IN CINEMAS NOW
RUNNING TIME: 117 min
REVIEWED BY: Dr Lenera, Official HCF Critic
Sophie, an orphaned young girl, lives in a London orphanage. One late evening, she awakes and looks out the window, where she sees an elderly giant. The giant captures her and takes her into Giant Country where he says that Sophie must stay with him for the rest of her life because she saw him and must not be allowed to reveal the existence of giants. Sophie and the giant soon form a bond though, and the giant, who is actually called the BFG [Big Friendly Giant], explains that it would not be safe for her if she tries to escape, as the other giants eat humans. However, Sophie convinces the BFG to go with him to Dream Country, the BFG’s job being to capture dreams….
I haven’t read Roald Dahl’s book The BFG, so I can’t tell you if Steven Spielberg’s film adaptation is close to it, but the darkness present in some other Dahl stuff and also the 1989 animated version, which showed things like a boy being eaten and truly horrid looking giants, appears to be rather muted here. Spielberg seems to be playing it a bit too safe. That’s my only major criticism of this film though, which seems to have flopped but is charming and quirky in a very pleasant manner. In fact you don’t get many movies aimed at kids like this much at all these days, its often gentle pace and lack of big action scenes making it stand apart. Like much of Spielberg, it is a little overlong, though this one has a somewhat rushed finale instead of a dragged out one, and the kids in the auditorium I saw the film in seemed to be glued to the screen, something very pleasing to me who also isn’t sure if the frenetic nature of so much of children’s entertainment nowadays is a positive thing. The BFG takes its time building up its central relationship but does so with considerable cuteness, before the delightfully absurd plot properly kicks in, and even then it’ll sometimes stop for passages of sheer delight, like a hilarious scene in the Queen Of England’s palace where the BFG has his first ever decent meal.
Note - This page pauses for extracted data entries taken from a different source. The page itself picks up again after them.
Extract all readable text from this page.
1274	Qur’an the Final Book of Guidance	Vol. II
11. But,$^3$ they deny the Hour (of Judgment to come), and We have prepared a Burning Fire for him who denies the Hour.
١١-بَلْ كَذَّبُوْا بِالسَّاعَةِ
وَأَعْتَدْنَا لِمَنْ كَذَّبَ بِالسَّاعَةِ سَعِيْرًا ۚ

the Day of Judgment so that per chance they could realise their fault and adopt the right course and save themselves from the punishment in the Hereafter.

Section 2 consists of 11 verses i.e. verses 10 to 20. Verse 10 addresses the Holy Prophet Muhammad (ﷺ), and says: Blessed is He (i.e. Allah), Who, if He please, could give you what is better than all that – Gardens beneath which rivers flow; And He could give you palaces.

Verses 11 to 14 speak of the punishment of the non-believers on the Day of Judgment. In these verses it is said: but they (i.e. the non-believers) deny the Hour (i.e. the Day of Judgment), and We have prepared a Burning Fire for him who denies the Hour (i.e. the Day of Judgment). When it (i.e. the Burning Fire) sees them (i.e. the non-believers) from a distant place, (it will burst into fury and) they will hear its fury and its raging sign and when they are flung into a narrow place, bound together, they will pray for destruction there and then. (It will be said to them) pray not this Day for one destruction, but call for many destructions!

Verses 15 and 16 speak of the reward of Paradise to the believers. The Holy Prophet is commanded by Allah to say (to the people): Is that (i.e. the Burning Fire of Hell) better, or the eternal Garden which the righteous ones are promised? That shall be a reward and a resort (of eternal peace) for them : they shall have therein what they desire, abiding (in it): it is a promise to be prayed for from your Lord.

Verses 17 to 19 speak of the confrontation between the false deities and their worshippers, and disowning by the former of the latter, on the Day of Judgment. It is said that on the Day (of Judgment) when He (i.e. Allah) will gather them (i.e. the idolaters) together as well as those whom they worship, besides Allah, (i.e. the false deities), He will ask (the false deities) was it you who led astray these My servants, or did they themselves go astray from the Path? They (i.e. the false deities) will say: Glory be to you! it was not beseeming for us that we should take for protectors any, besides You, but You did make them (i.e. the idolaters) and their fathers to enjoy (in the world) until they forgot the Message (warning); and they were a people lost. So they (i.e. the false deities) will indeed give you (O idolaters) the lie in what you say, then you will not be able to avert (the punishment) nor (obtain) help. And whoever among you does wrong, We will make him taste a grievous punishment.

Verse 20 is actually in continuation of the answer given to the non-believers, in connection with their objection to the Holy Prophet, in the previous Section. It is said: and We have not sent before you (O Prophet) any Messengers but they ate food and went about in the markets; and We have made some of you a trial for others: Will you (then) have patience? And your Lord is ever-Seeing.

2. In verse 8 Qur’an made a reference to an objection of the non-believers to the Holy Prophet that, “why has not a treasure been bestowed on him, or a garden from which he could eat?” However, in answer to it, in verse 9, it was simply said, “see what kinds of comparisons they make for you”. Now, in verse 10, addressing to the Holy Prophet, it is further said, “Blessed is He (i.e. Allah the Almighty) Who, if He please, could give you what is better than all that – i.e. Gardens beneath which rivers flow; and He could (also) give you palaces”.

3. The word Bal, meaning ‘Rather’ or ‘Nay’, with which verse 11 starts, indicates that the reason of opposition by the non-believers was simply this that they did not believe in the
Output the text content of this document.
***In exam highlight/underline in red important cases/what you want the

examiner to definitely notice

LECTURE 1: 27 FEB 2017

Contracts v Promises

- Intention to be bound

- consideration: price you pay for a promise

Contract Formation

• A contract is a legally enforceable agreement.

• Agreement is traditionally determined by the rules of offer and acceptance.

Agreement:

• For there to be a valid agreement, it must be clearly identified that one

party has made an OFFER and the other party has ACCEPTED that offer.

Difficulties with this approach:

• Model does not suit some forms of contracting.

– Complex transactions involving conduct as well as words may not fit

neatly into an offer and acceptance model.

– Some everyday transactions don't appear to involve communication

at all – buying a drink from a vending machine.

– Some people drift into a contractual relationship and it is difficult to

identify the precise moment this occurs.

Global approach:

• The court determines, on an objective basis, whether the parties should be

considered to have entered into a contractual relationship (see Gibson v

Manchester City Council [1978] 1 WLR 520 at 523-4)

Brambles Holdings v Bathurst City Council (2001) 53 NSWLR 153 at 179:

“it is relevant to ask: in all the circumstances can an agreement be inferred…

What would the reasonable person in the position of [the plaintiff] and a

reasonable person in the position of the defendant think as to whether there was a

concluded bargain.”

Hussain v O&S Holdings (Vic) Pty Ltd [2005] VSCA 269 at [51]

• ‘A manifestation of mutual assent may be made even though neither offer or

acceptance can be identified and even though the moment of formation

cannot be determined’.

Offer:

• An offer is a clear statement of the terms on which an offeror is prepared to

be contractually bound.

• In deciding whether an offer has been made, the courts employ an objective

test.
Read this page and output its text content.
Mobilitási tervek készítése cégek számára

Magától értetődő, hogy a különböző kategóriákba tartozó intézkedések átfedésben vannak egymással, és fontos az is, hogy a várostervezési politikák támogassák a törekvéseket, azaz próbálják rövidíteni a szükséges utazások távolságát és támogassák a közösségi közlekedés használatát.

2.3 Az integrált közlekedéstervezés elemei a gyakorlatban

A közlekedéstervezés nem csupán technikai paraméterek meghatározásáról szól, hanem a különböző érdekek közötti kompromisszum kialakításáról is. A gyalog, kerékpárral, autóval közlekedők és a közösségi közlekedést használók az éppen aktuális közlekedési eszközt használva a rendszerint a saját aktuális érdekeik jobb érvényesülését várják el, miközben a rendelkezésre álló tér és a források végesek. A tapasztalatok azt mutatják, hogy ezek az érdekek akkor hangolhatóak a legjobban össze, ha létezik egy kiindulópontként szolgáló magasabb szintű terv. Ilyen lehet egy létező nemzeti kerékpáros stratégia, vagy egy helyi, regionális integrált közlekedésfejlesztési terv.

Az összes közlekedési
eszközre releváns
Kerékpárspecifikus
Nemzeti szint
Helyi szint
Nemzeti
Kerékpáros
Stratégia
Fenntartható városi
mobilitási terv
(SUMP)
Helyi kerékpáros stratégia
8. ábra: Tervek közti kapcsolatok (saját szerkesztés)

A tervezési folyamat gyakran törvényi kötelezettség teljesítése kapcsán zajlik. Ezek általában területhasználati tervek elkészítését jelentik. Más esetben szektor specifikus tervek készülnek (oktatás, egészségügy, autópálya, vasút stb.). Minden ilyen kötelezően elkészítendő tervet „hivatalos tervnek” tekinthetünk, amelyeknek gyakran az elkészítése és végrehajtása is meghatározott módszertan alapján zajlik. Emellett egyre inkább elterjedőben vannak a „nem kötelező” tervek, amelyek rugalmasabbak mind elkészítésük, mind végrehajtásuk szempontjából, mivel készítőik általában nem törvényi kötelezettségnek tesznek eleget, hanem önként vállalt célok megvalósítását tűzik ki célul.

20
Stylishly photographed by Spielberg’s usual cinematographer Janusz Kaminski who really does do some of his best work here, The BFG is often quite lovely to look at with terrific use of colour, especially in a section when our odd couple go to a magic tree to capture dreams, while the special effects, aside from a few bits where the BFG’s facial expressions don’t quite match his speech, easily put the rubbish we’ve seen in fare like Ghostbusters and Star Trek Beyond to shame, though amazingly, despite the fantastical nature of the story, the film makes much use of real sets, which of course pays dividends. Of course I would have still preferred it if the film had used at least some old-style special effects to go with the sets but we live in sad times. The BFG is a terrific character with Mark Rylance’s performance really coming through and the actor speaking the mixed-up word play Dahl gave him very well, though Ruby Barnhill as Sophie, while trying her hardest, has to play a person who’s rather irritating at times yet still sympathetic and struggles a little with this difficult part, though it doesn’t really hamper matters. John Williams’ evocative, intricate score is probably his best in some time. In the end The BFG is basically a modest, even simple piece of whimsy stretched out, but it’s immensely likeable with a nice childlike sense of wonder, and something every child ought to see.